Asomugha Right To Question Blitz Calls?
Through three quarters, Matthew Stafford was 7-for-21 for 91 yards, and the Lions had managed just two field goals on nine possessions. In the fourth quarter and overtime, Stafford was 15-for-24 for 220 yards as the Lions rallied for a pair of touchdowns and two field goals.
While many of the Eagles defenders said after the game that they’d have to look at the film to figure out what exactly went wrong, Nnamdi Asomugha was more forthcoming. He told Tim and some other reporters that a couple things changed.
One, the defense switched up how it covered Calvin Johnson. For much of the game, Asomugha was on Johnson with safety help. And he did an excellent job. But in the fourth, the Eagles used Dominique Rodgers-Cromartie on Johnson and also played some zone.
The other point Asomugha made was that the Eagles blitzed more late in the game, and it cost them. But was that really the case?
I went back and looked. Overall, the Eagles blitzed just six times on 51 Stafford dropbacks, or 11.8 percent of the time. They blitzed on three of Detroit’s first 40 passing plays and then three more times on the final 11. So yes, the Eagles blitzed a little more down the stretch, but it’s a stretch to say that was the major change that caused the meltdown.
In the fourth quarter and OT, Stafford was 3-for-4 for 36 yards against the blitz. When the Eagles didn’t send extra pressure, he was 12-for-20 for 184 yards. In other words, he was lighting up the defense against four-man rushes too.

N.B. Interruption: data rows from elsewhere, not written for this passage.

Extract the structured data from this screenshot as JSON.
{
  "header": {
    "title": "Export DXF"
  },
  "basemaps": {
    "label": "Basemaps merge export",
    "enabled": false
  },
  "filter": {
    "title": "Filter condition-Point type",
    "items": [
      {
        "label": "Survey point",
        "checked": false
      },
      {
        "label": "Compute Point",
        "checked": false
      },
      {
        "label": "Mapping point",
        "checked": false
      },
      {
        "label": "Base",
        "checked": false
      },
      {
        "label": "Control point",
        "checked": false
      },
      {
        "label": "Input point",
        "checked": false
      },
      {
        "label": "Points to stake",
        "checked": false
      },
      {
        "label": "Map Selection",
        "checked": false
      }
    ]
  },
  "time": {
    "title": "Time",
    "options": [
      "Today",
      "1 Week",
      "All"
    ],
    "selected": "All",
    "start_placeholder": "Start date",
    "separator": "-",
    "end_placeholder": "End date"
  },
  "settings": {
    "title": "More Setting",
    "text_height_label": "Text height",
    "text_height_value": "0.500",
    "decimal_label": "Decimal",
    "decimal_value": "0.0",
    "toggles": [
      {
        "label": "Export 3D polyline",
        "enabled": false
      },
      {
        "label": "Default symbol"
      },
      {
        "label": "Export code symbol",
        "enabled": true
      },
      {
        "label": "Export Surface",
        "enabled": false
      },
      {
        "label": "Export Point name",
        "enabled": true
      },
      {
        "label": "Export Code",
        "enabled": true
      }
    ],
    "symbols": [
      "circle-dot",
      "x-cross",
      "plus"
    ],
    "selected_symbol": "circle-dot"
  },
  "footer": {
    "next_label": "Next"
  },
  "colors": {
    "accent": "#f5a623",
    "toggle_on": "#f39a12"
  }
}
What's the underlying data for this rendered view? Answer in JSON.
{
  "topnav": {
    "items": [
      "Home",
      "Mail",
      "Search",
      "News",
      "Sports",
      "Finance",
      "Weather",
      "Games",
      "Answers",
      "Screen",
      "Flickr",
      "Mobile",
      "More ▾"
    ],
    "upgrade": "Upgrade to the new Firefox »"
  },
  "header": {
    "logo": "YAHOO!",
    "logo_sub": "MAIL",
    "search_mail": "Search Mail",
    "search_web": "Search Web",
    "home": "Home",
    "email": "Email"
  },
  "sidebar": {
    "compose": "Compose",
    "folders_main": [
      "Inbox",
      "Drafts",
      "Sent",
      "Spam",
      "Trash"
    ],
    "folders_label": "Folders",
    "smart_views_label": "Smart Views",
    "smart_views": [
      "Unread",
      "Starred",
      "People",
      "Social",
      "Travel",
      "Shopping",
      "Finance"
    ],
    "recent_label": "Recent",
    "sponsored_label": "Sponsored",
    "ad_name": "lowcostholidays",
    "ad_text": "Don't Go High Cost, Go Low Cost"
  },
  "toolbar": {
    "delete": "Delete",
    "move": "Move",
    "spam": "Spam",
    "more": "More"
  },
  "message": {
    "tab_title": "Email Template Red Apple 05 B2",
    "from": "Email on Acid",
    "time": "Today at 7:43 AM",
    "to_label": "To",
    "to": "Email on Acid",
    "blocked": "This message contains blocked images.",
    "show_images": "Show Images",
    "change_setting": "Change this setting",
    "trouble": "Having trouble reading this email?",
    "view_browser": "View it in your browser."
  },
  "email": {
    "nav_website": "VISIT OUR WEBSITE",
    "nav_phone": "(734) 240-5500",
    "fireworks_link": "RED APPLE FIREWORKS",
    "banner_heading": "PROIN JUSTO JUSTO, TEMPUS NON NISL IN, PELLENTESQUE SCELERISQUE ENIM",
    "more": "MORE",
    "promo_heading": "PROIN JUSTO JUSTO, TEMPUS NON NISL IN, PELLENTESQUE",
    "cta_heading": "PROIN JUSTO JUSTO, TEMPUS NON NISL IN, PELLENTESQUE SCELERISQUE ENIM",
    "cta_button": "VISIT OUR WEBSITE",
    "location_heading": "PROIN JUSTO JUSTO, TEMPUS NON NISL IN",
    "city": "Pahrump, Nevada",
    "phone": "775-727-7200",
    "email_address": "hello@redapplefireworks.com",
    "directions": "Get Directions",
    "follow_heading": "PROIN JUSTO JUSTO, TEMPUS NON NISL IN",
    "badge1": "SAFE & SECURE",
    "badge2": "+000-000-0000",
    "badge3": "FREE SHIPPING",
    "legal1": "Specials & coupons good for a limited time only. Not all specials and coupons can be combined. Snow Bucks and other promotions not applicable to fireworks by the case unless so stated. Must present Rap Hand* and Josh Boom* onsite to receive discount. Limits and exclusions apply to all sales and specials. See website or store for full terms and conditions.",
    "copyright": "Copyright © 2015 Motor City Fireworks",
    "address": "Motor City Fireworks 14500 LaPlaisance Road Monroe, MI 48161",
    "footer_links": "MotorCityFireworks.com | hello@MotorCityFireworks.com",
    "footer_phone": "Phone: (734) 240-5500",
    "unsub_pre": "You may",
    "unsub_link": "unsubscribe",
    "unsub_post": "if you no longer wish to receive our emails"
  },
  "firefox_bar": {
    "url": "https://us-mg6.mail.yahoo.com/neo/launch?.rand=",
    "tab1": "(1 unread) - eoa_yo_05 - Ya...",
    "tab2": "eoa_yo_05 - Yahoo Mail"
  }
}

As for Asomugha, who played probably his best game of the season, the guess here is that two plays stuck out in his head when he made those post-game comments. One was a 17-yard completion to Johnson on the Lions’ final drive of regulation. The other was a 17-yard completion to Johnson that essentially put the Lions in position to hit the game-winning field goal in overtime. On both plays, Stafford beat the Eagles’ blitz for big plays. But again, it’s not as if the Birds were shutting him down when they went with the four-man rush.

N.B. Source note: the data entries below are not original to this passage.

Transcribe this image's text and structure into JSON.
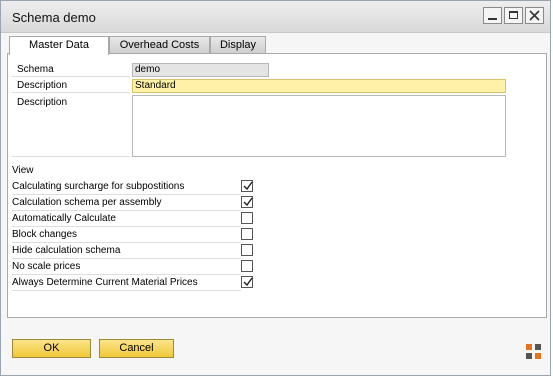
{
  "window": {
    "title": "Schema demo"
  },
  "tabs": [
    {
      "label": "Master Data",
      "active": true
    },
    {
      "label": "Overhead Costs",
      "active": false
    },
    {
      "label": "Display",
      "active": false
    }
  ],
  "form": {
    "schema_label": "Schema",
    "schema_value": "demo",
    "description_label": "Description",
    "description_value": "Standard",
    "description2_label": "Description",
    "description2_value": ""
  },
  "view": {
    "heading": "View",
    "options": [
      {
        "label": "Calculating surcharge for subpostitions",
        "checked": true
      },
      {
        "label": "Calculation schema per assembly",
        "checked": true
      },
      {
        "label": "Automatically Calculate",
        "checked": false
      },
      {
        "label": "Block changes",
        "checked": false
      },
      {
        "label": "Hide calculation schema",
        "checked": false
      },
      {
        "label": "No scale prices",
        "checked": false
      },
      {
        "label": "Always Determine Current Material Prices",
        "checked": true
      }
    ]
  },
  "buttons": {
    "ok_label": "OK",
    "cancel_label": "Cancel"
  },
  "colors": {
    "highlight": "#fff2a8",
    "button": "#f0c838",
    "logo": "#e8731c"
  }
}
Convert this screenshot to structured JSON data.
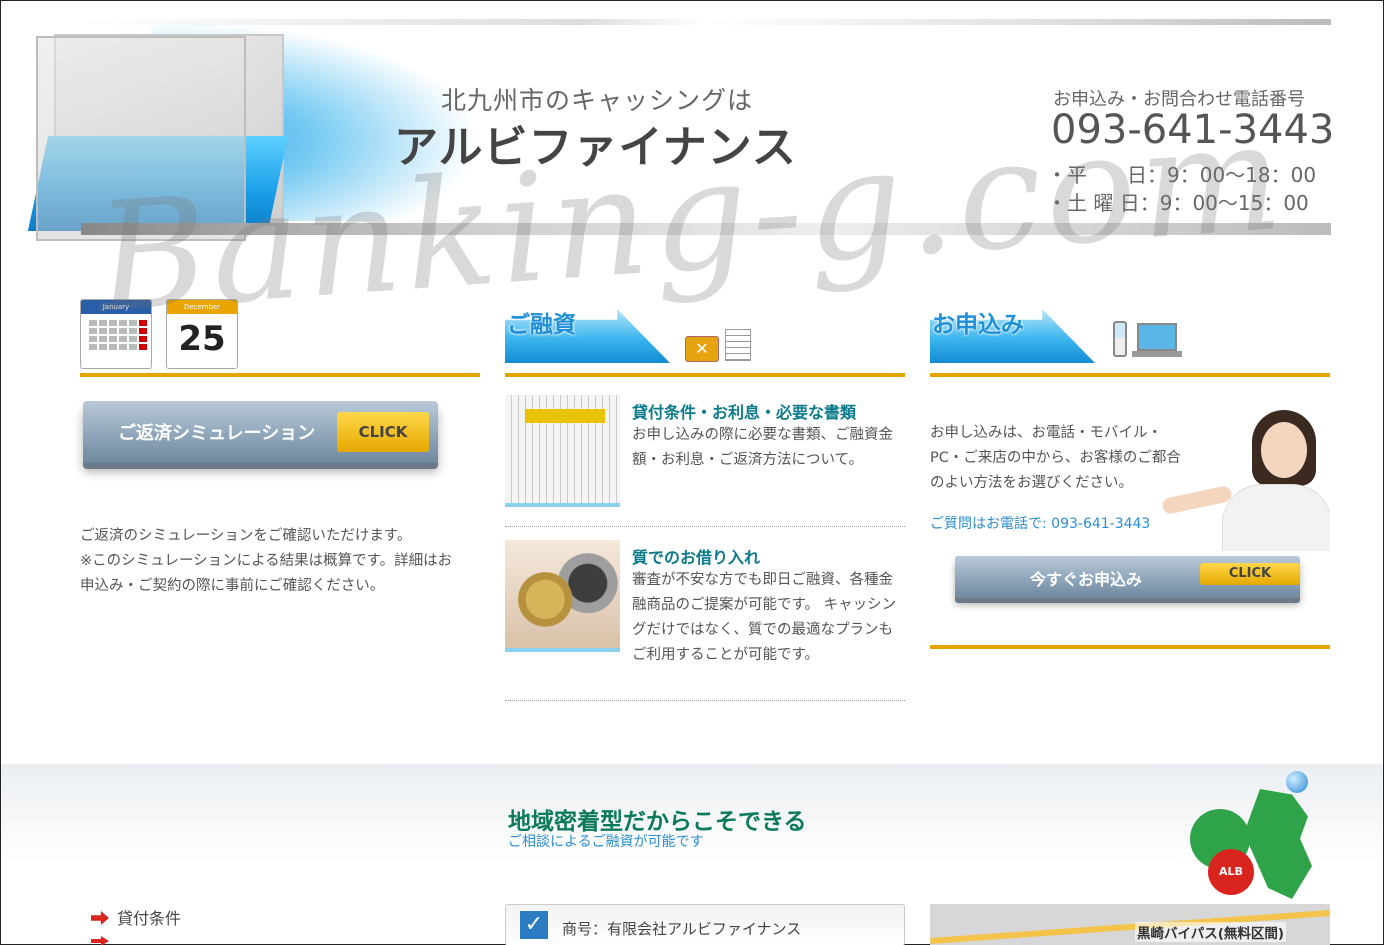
{
  "header": {
    "catchphrase": "北九州市のキャッシングは",
    "company_logo_text": "アルビファイナンス",
    "phone_label": "お申込み・お問合わせ電話番号",
    "phone_number": "093-641-3443",
    "hours": "・平　　日：9：00〜18：00\n・土 曜 日：9：00〜15：00"
  },
  "watermark": "Banking-g.com",
  "col1": {
    "cal1_month": "January",
    "cal2_month": "December",
    "cal2_day": "25",
    "sim_button_label": "ご返済シミュレーション",
    "click_label": "CLICK",
    "desc": "ご返済のシミュレーションをご確認いただけます。\n※このシミュレーションによる結果は概算です。詳細はお\n申込み・ご契約の際に事前にご確認ください。"
  },
  "col2": {
    "section_title": "ご融資",
    "items": [
      {
        "title": "貸付条件・お利息・必要な書類",
        "text": "お申し込みの際に必要な書類、ご融資金額・お利息・ご返済方法について。"
      },
      {
        "title": "質でのお借り入れ",
        "text": "審査が不安な方でも即日ご融資、各種金融商品のご提案が可能です。 キャッシングだけではなく、質での最適なプランもご利用することが可能です。"
      }
    ]
  },
  "col3": {
    "section_title": "お申込み",
    "text": "お申し込みは、お電話・モバイル・\nPC・ご来店の中から、お客様のご都合\nのよい方法をお選びください。",
    "tel_text": "ご質問はお電話で: 093-641-3443",
    "apply_button_label": "今すぐお申込み",
    "click_label": "CLICK"
  },
  "band": {
    "title": "地域密着型だからこそできる",
    "subtitle": "ご相談によるご融資が可能です",
    "mascot_badge": "ALB"
  },
  "footer": {
    "menu_item_1": "貸付条件",
    "info_text": "商号：有限会社アルビファイナンス",
    "map_label": "黒崎バイパス(無料区間)"
  }
}
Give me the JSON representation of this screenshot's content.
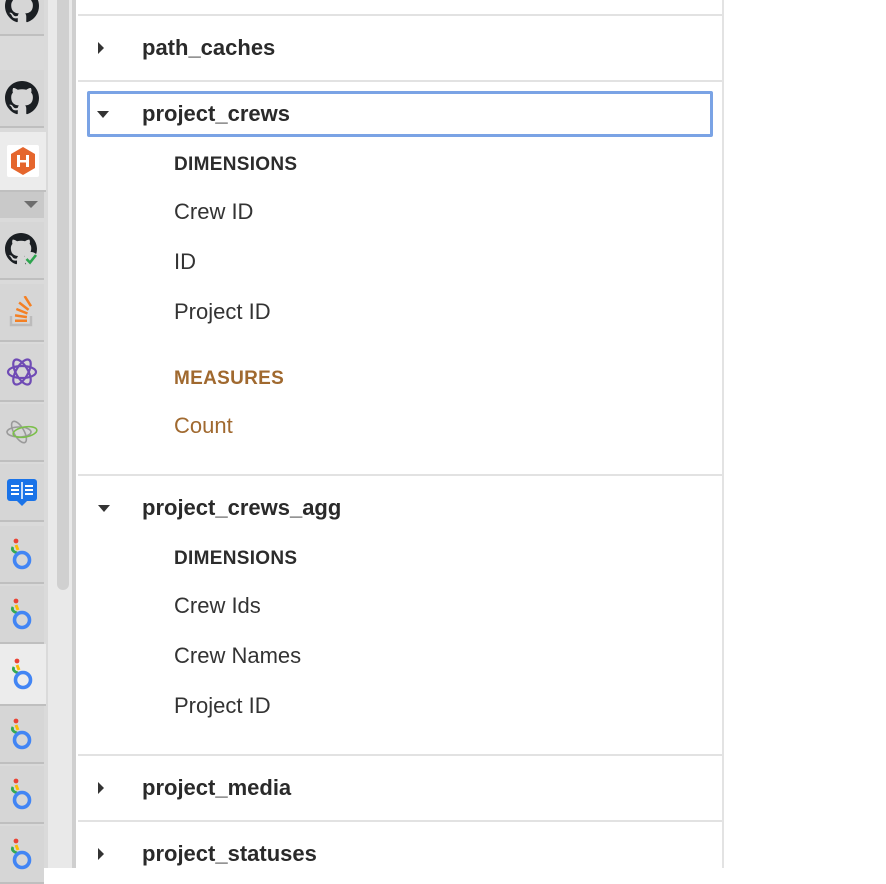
{
  "tabstrip": {
    "icons": [
      {
        "name": "github-icon"
      },
      {
        "name": "github-icon"
      },
      {
        "name": "hound-ci-icon"
      },
      {
        "name": "github-check-icon"
      },
      {
        "name": "stack-overflow-icon"
      },
      {
        "name": "graphql-icon"
      },
      {
        "name": "graphql-colored-icon"
      },
      {
        "name": "reader-book-icon"
      },
      {
        "name": "looker-icon"
      },
      {
        "name": "looker-icon"
      },
      {
        "name": "looker-icon"
      },
      {
        "name": "looker-icon"
      },
      {
        "name": "looker-icon"
      },
      {
        "name": "looker-icon"
      }
    ]
  },
  "explorer": {
    "views": [
      {
        "label": "path_caches",
        "expanded": false
      },
      {
        "label": "project_crews",
        "expanded": true,
        "focused": true,
        "dimensions_header": "DIMENSIONS",
        "dimensions": [
          "Crew ID",
          "ID",
          "Project ID"
        ],
        "measures_header": "MEASURES",
        "measures": [
          "Count"
        ]
      },
      {
        "label": "project_crews_agg",
        "expanded": true,
        "dimensions_header": "DIMENSIONS",
        "dimensions": [
          "Crew Ids",
          "Crew Names",
          "Project ID"
        ]
      },
      {
        "label": "project_media",
        "expanded": false
      },
      {
        "label": "project_statuses",
        "expanded": false
      }
    ]
  },
  "colors": {
    "focus_outline": "#7aa3e5",
    "measure_text": "#a0692f",
    "text": "#333333"
  }
}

Perhaps more significant is that Rodgers-Cromartie was on Johnson for both of those 17-yard completions, and it’s tough to figure out why Juan Castillo and Todd Bowles made that decision. Asomugha had done a good job on Johnson for much of the game, and on both those routes, he lined up in the slot. We know from last year’s failed experiment that Rodgers-Cromartie struggles in the slot. Asoumugha, meanwhile, had been lining up inside all game. He said afterwards that the idea was to give Johnson different looks, but clearly those looks didn’t work in the end.

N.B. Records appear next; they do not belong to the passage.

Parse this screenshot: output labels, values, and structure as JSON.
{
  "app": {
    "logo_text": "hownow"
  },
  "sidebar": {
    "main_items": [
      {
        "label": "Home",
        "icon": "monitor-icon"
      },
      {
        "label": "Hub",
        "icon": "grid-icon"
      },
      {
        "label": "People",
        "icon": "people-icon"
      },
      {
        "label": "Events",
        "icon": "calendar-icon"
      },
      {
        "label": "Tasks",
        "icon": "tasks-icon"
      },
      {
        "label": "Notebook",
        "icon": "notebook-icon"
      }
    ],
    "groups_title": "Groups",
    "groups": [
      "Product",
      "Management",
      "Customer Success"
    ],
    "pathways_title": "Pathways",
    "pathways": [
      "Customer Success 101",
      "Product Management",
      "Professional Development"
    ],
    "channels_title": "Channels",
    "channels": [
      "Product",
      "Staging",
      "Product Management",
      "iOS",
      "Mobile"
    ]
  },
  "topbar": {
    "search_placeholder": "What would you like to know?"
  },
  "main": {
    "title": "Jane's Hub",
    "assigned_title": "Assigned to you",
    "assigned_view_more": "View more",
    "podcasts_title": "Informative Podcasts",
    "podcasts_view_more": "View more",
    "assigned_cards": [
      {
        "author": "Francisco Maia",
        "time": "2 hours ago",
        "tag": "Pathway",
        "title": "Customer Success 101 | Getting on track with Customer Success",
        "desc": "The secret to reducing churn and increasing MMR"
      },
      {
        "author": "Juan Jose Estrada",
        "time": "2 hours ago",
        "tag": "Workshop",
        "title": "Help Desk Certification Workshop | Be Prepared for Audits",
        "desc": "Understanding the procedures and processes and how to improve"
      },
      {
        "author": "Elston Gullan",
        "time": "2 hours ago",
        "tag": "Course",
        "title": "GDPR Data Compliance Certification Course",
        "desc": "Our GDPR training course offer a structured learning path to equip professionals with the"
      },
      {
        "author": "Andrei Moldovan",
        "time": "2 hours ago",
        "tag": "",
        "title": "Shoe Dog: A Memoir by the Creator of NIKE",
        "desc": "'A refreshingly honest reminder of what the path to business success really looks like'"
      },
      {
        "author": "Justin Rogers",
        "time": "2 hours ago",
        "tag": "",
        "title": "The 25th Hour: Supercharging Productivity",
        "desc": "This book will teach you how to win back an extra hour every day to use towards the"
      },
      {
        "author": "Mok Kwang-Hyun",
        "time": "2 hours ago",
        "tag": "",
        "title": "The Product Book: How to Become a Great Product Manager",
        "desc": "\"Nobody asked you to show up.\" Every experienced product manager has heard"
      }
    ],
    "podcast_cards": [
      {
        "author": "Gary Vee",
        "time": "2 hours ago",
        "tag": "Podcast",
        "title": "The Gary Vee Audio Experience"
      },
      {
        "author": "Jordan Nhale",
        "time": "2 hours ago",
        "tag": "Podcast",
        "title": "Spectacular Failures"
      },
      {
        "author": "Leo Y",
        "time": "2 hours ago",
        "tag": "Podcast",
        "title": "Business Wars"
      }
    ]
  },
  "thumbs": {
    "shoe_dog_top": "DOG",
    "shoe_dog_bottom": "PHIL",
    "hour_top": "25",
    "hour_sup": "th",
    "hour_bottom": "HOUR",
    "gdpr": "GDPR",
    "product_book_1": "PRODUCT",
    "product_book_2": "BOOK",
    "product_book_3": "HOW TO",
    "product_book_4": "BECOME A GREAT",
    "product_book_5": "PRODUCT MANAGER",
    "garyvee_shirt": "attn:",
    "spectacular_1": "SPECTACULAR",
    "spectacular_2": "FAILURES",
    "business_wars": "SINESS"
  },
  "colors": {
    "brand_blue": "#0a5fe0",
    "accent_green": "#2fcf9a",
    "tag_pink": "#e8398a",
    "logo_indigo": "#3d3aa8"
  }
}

Johnson had one catch for 28 yards after three quarters, but finished with six grabs for 135 yards. By my count, Asomugha allowed three catches for 81 yards; Rodgers-Cromartie gave up two catches for 34; and the Eagles were in zone with Nate Allen nearby for one 20-yard completion.
With the game on the line, the defense fell apart against Stafford, Johnson and the Lions. The result was a 26-23 loss and a 3-3 record going into the bye.